The proportion of female adult mosquitoes that survived after infected blood meal determined by counting the number of mosquitoes on their oocyst and sporozoite stage across all larval diets. The median number of oocyst per mosquito mid-gut was compared using a Kruskal-Wallis test, followed by a Dunn's post-hoc test. The prevalence of sporozoite infection, or percent of mosquitoes reaching to infective stage, was compared with a Fisher's exact test.

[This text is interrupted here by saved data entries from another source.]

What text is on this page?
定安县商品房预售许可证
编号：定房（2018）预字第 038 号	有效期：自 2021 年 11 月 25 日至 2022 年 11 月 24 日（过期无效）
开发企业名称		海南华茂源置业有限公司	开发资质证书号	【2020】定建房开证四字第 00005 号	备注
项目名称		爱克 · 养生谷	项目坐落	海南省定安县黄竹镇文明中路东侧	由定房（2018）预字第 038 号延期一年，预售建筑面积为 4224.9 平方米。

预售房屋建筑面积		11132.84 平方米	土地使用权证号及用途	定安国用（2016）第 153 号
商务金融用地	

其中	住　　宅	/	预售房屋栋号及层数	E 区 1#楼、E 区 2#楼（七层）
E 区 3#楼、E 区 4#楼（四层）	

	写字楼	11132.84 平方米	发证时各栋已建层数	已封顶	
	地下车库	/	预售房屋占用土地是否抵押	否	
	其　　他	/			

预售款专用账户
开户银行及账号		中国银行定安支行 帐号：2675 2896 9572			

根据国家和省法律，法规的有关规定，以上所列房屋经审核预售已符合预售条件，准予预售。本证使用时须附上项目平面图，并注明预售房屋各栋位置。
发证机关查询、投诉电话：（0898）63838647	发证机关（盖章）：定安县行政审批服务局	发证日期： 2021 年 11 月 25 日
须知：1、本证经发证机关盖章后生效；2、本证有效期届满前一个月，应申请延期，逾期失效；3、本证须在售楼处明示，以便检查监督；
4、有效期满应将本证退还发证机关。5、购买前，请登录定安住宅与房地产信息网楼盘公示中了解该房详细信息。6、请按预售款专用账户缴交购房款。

All statistical analysis performed using GraphPad Prism 5 (Version 5.01). Significance was considered at 5% level of confidence. Single factor experimental design was employed to assess the impact of pollen of some selected plants on the larval survival, pupation, adult emergence, and vector infectivity to malaria parasites. Survival rate of each treatment case was calculated as survival rate of each day (Araujo et al., 2012).
Ethical Consideration
This study was reviewed and approved by the Institutional Review Board of Arba Minch University (No: CMHS/12036564/111). After briefing the objective of the study, consent was obtained from the study participants. Participants in the study who tested positive for Plasmodium received free treatment in accordance with the national malaria treatment guidelines. The CSP-ELISA test was performed in accordance with standard protocol19. All methods were performed in accordance with the standard protocols and procedures18,19. Other plant pollens, aside from maize pollen, were collected with the local administration approval in open spaces like the lakeshore and by the side of the road. Through permission of farm owners, the maize pollen was collected on farmland. Despite the fact that only the pollen grains were gathered for the experiment, plant specimens were also gathered in order to be identified by senior botanists before collection. The voucher specimens of the plants (P. juliflora and T. latifolia) have been deposited in a publicly available botanical herbarium at Arba Minch University.